Réduire les passions tristes c'est automatiquement augmenter la puissance des passions positives. Ce que je perds en tristesse je le gagne en joie. "Rire et philosopher" selon Epicure. Affirmer sa puissance selon Spinoza. Retrouver la grande santé du corps pour approfondir celle de l'esprit, selon Nietzsche. Qui nous force à regarder des spectacles macabres? Qui nous force à nous lamenter sur nos prétendus "péchés" et à mariner dans le bénitier de nos larmes? Qui nous oblige à voir dans le sexe une incarnation de Satan, ou une école de perdition? Qui nous contraint à nous croire responsable des guerres actuelles et anciennes selon un schéma de culpabilité rétroactive? Pensons-y. Les dévots sont toujours là, et les esprits libres toujours aussi rares, et méritants.

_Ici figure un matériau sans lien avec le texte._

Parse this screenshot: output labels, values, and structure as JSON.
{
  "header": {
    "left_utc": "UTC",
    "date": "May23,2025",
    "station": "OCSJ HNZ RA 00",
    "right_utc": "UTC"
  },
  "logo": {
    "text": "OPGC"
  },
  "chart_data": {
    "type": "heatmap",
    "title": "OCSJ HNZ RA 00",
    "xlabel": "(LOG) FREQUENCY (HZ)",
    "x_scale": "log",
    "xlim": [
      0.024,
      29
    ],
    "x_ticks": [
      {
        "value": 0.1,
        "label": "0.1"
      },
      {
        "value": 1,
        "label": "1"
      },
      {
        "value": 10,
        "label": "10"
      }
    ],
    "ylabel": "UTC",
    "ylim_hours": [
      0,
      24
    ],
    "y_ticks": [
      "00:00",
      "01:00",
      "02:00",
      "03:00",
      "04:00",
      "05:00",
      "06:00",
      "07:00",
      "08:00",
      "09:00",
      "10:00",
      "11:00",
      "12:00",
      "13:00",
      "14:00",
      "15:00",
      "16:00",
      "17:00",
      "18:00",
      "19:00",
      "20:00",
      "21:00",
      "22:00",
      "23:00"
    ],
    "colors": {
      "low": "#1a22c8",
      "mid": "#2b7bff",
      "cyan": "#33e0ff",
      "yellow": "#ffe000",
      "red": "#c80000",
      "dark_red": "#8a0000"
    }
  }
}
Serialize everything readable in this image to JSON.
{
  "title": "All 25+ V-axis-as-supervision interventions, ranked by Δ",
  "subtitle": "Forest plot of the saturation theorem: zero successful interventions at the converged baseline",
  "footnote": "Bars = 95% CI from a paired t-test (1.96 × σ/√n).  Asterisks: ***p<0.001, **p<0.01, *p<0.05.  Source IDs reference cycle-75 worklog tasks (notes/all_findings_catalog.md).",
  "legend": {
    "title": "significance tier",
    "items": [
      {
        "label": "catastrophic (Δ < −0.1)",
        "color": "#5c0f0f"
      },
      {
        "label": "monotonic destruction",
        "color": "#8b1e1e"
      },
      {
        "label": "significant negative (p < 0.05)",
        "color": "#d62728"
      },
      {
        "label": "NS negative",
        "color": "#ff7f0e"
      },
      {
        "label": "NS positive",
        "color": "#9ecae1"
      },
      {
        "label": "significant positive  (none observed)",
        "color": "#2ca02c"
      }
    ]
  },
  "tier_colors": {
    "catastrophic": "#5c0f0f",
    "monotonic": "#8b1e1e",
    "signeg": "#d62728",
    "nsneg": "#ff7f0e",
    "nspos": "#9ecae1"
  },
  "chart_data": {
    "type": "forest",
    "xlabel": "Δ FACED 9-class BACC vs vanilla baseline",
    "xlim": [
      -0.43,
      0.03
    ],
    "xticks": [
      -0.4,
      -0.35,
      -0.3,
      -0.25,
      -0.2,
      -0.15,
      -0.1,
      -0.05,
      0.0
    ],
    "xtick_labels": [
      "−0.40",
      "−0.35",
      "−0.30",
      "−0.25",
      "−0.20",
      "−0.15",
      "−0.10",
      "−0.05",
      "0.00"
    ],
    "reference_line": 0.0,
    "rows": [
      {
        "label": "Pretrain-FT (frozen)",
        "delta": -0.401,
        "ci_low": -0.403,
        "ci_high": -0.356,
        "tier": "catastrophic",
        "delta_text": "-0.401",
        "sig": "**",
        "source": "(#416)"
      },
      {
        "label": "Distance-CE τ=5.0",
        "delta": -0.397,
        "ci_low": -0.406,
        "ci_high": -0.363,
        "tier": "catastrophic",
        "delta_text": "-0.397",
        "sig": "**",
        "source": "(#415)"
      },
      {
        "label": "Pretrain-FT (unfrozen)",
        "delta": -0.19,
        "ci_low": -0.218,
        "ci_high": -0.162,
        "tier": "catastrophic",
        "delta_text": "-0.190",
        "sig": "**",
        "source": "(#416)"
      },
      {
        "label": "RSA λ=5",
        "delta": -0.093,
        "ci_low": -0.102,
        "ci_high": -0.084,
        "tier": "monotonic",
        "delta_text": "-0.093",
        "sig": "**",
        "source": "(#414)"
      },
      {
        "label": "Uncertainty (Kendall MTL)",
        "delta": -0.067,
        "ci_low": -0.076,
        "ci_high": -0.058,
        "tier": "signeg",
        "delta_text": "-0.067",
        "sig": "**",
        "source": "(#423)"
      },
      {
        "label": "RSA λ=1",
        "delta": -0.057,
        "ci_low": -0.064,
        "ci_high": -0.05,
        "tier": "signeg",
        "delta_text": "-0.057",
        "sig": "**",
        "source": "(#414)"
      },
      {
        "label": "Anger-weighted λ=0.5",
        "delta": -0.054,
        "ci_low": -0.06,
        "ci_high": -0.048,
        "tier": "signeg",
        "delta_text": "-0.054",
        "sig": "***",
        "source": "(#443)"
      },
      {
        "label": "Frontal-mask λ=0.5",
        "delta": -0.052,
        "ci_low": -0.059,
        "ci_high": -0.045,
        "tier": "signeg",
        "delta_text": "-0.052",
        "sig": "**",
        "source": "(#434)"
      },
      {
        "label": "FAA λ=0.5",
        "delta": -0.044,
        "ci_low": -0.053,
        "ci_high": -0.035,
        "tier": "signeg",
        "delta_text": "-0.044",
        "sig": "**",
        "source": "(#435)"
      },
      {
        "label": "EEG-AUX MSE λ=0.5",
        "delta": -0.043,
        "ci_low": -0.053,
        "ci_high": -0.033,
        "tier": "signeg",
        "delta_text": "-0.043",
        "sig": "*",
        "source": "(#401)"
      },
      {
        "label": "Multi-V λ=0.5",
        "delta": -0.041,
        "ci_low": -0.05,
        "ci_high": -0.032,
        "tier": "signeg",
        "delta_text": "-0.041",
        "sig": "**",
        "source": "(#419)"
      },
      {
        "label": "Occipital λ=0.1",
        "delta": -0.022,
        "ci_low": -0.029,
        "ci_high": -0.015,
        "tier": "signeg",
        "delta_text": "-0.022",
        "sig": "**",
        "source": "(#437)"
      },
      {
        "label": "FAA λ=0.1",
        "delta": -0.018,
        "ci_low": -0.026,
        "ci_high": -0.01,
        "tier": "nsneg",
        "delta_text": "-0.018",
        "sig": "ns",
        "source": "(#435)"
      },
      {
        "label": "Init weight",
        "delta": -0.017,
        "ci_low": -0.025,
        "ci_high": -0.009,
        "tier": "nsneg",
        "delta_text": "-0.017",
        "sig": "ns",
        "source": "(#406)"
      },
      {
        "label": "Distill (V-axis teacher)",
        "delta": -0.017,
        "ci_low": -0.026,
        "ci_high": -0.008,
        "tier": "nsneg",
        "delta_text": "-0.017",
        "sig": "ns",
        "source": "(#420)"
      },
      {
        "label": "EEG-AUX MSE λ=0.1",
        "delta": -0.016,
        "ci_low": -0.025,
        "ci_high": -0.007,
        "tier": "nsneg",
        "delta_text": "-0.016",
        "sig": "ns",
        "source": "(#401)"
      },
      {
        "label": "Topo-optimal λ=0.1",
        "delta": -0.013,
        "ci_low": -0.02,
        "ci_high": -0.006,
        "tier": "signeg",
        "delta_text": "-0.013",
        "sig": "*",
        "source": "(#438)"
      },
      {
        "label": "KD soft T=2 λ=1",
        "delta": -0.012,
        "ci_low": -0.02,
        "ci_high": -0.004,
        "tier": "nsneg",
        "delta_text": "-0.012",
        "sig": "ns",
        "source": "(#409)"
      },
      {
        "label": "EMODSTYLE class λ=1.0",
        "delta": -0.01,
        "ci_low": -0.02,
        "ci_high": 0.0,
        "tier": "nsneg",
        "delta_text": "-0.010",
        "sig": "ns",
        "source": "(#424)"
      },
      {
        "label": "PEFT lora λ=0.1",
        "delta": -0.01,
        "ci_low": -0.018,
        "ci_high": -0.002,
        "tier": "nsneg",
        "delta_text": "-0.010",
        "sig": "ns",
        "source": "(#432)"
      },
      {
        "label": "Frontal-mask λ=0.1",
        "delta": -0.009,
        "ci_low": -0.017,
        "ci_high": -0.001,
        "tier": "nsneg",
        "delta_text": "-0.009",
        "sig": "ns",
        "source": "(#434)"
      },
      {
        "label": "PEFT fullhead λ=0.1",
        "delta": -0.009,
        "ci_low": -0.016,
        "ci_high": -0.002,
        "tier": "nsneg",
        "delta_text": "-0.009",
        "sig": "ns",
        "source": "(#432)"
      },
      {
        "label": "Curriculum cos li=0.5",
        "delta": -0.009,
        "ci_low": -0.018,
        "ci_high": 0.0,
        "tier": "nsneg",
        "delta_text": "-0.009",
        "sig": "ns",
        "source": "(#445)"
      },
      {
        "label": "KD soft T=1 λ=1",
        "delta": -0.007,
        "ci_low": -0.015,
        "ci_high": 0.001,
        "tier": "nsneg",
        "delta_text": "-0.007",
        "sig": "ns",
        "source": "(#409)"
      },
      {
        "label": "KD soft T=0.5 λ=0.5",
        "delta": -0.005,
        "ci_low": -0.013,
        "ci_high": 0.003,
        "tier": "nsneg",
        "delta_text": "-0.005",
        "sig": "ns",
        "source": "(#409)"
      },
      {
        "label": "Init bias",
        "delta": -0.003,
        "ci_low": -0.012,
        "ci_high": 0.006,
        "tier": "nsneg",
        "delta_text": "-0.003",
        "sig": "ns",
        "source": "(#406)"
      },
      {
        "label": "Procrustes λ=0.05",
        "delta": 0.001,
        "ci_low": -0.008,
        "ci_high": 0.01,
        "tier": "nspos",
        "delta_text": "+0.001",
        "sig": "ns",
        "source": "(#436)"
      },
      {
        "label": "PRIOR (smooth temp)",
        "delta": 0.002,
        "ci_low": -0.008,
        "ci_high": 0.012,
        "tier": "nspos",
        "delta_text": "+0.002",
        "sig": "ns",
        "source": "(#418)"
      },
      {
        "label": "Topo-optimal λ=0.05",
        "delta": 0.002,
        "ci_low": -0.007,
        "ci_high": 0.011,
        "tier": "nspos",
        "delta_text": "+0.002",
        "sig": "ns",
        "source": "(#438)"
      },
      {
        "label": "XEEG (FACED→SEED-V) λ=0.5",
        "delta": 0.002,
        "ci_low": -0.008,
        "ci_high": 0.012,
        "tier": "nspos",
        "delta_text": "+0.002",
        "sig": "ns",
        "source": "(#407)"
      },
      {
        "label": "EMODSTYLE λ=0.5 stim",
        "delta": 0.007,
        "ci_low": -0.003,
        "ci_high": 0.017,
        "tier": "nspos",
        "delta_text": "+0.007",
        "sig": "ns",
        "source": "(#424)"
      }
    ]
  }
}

Choisissons, si nous sommes incapables de construire notre propre position éthique, un maître de vérité, dur et sec, et doux et encourageant. Préférons Lucrèce, dans son aride tableau des choses à la mollesse douceâtre des culs-bénis. Et le noble Montaigne à la tristesse moralisante de Kant.

Allons plus loin encore - si loin que je provoquerai peut-être un violent mouvement de recul : dans notre psychè il y a au moins deux forces qui se combattent toute la vie durant. Une première, la native, la naïve, celle que la nature a fait de nous, hors de toute considération morale ou éducative. Et puis les forces d'adaptation, de conditionnement, d'encadrement, de dénaturation et de reculturation. Celles-ci l'emportent en général, produisant un homme socialisé, certes, mais dans lequel gronde en sourdine une immense haine, un affreux ressentiment d'avoir été bridé, surmoïsé, ou, selon la belle formule de kant, moralisé par un accord "pathologiquement extorqué". D'où les névroses. En fait partout une sorte de "normopathie" qui fait de nous les esclaves de la grande machine à produire, de la mobilisation collective, de l'armée du rendement et des forces de mort. C'est l'autre visage, jusqu'ici quasi tout puissant, de la civilisation. Nous pouvons prendre quelque distance. "A l'orée des choses"dirait Lucrèce. C'est le repli actif des Epicuriens. Ou alors s'engager dans la lutte pour activer l'actif, utiliser une saine agressivité, sans ressentiment ni haine, mais avec détermination, contre les forces aujourd'hui dominantes de la réactivité productrice et meurtrière.

Tout au fond de nous un génie veille et nous gourmande par instant : "Que fais-tu de la vie que la nature universelle a déposée en toi"? Ce génie passera pour un fou, un frénétique, un héberlué chez le commun des mortels. Lao Tseu disait que le sage a toute l'apparence d'un idiot. C'est qu'il est authentiquement un idiot, c'est à dire, en bonne définition grecque "absolument singulier, comparable à nul autre, sans modèle ni double, unique à jamais."

Pour le dire autrement, c'est la douce folie originelle qui est au fond de nous. Elle seule, si elle organise intelligemment la vie, nous rend digne de l'existence.